HTML5 Case Study: Building the noVNC Client with WebSockets, Canvas and JavaScript
noVNC is a VNC client, implemented using HTML5 WebSockets, Canvas and JavaScript. InfoQ had a small Q&A with Joel Martin about noVNC and his experience in developing an HTML5 application:
InfoQ: Joel, would you like to give us an architectural overview of noVNC and how its various components it together?
Joel: The noVNC architecture is made up of 6 main components:
- Core VNC/RFB implementation: This component encapsulates all RFB protocol knowledge and is the main state machine that drives everything else.
- Canvas abstraction: This component provides an abstraction of HTML5 canvas APIs. It also does Canvas feature detection and works around browsers that don't have the full HTML5 canvas spec or have broken implementations.
- User interface: all HTML DOM interaction (except canvas) is encapsulated here. This component renders the page controls such as the connect/disconnect button, settings, and status feedback. One of my design goals for noVNC is that it is easy to drop into existing sites, so this component is optional.
- Utilities: This contains miscellaneous generic routines and extensions used by noVNC including: extensions to Javascript arrays to make them more useful as queues, cross-browser event handling, debug/logging. I'll also include some Javascript libraries from other sources to do base64 encode/decode and DES encryption (for VNC authentication).

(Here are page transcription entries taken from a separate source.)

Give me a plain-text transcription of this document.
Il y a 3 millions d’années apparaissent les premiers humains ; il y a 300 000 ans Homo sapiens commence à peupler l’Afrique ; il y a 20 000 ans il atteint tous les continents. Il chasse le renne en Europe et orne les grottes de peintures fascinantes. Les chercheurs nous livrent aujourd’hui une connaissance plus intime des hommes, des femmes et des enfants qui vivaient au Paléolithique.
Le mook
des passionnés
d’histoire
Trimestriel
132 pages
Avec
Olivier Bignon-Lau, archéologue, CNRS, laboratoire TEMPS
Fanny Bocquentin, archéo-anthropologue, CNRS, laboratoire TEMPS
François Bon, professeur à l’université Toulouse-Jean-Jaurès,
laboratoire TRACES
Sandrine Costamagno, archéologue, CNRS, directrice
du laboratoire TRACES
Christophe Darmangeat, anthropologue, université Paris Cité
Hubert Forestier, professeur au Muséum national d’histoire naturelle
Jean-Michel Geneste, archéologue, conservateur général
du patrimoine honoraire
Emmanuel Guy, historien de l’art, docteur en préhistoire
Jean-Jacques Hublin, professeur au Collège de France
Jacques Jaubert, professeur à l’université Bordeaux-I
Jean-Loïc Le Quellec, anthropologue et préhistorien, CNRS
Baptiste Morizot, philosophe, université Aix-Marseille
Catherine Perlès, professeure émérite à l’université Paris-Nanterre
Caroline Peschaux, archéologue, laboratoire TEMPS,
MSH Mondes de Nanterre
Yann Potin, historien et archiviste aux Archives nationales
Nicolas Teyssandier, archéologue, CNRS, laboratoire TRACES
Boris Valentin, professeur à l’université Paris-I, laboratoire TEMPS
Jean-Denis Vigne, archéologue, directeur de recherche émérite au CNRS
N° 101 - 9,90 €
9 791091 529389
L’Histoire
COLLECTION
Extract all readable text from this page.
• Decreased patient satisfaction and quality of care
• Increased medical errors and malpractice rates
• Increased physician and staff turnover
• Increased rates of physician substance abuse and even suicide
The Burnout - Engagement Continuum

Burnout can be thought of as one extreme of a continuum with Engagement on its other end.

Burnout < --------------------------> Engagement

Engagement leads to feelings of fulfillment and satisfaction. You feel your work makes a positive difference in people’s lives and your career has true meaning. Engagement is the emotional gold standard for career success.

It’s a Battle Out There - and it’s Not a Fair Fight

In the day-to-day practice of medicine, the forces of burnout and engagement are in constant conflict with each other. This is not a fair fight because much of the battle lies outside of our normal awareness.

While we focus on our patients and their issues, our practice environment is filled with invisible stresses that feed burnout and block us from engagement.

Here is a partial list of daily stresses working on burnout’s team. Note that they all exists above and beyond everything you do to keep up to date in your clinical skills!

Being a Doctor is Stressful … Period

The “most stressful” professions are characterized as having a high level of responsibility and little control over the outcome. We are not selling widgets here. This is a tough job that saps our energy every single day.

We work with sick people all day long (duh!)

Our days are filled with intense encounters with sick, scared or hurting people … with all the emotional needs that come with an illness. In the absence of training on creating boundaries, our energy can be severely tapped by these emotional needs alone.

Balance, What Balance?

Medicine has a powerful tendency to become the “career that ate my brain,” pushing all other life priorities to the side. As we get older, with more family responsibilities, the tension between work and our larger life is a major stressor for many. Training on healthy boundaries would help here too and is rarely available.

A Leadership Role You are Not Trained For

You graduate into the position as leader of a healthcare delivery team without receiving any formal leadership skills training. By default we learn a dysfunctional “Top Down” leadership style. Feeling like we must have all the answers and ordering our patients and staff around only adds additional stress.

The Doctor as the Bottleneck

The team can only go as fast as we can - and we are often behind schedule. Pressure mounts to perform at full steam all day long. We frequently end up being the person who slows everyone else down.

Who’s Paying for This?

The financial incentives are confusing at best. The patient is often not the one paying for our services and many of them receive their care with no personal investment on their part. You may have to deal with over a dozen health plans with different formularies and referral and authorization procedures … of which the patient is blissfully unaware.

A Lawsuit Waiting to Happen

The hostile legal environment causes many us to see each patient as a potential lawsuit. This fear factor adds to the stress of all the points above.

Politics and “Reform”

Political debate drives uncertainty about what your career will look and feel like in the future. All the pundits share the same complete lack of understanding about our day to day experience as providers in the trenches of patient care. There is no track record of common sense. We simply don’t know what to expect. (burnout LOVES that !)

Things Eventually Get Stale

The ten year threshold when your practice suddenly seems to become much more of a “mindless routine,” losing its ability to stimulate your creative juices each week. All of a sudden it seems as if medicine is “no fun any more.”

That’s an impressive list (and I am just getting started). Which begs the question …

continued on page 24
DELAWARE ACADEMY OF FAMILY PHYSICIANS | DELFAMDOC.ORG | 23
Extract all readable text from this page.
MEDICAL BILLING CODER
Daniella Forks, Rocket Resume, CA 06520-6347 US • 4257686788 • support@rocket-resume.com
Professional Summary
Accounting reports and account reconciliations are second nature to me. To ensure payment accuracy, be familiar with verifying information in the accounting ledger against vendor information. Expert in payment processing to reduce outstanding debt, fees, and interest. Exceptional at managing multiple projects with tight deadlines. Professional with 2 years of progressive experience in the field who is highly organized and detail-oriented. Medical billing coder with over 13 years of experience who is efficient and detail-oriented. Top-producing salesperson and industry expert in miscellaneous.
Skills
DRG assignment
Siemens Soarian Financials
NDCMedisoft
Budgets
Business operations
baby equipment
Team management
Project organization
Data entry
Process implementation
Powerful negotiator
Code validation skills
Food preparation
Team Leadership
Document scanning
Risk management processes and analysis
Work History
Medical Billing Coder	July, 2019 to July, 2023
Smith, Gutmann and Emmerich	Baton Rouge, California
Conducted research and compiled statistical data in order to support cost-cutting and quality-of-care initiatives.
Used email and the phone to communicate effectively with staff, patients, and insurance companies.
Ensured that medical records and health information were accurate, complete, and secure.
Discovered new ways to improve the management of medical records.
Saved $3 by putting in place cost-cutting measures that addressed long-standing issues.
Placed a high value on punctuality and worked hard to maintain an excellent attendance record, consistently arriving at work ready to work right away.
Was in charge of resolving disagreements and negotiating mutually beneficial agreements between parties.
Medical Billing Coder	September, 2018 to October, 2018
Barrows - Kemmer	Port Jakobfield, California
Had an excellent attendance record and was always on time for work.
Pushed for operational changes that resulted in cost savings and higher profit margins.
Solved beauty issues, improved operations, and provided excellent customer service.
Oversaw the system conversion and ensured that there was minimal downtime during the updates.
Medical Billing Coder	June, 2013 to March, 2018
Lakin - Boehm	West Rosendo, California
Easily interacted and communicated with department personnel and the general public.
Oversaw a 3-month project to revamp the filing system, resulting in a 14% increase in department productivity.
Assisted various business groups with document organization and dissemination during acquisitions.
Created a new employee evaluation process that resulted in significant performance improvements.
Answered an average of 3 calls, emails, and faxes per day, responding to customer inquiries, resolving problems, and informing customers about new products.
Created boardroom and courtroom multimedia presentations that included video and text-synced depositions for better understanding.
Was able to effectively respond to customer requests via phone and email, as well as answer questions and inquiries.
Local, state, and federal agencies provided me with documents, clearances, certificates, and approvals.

- WebSockets fallback: most browsers in the wild don't have native WebSockets support so I include a Flash (flex) emulator for those browsers.I extended the original project with WebSockets encryption support.
- WebSockets to TCP proxy: The WebSockets standard is not a pure TCP socket implementation. There is an HTTP-like handshake to establish the initial connection and then every frame after that begins with a 0 (zero) byte and ends with a 255 byte. Until VNC servers implement WebSockets support (something I would like to see happen) the proxy is required to translate between WebSockets and standard TCP sockets. I have implemented this as a generic proxy (in both python and C) which might be useful to other developers who are working with WebSockets.
InfoQ: What were your main challenges developing an HTML5 application. What are the main pitfalls that developers should look out for?
Joel: The main challenges have been related to fall-back support for browsers that lack HTML5 features or have HTML5 features that are limited, perform poorly or are broken. For example, while Chrome 5 and Safari 5 have native WebSockets support, the current versions of Firefox and Opera do not. Some older versions of these browsers don't have the more recent canvas pixel manipulation APIs (or worse, they are there and broken in the case of Arora 0.5). No released versions of Internet Explorer have built-in WebSockets or even the most basic built-in canvas support (the IE 9 Preview has preliminary canvas support). Another challenge is performance optimization across multiple browsers. Each browser has different performance characteristics and these also change between different releases (and can be different between the same browser on different operating systems). This is one of the VERY few areas where I think browser detection can be appropriate.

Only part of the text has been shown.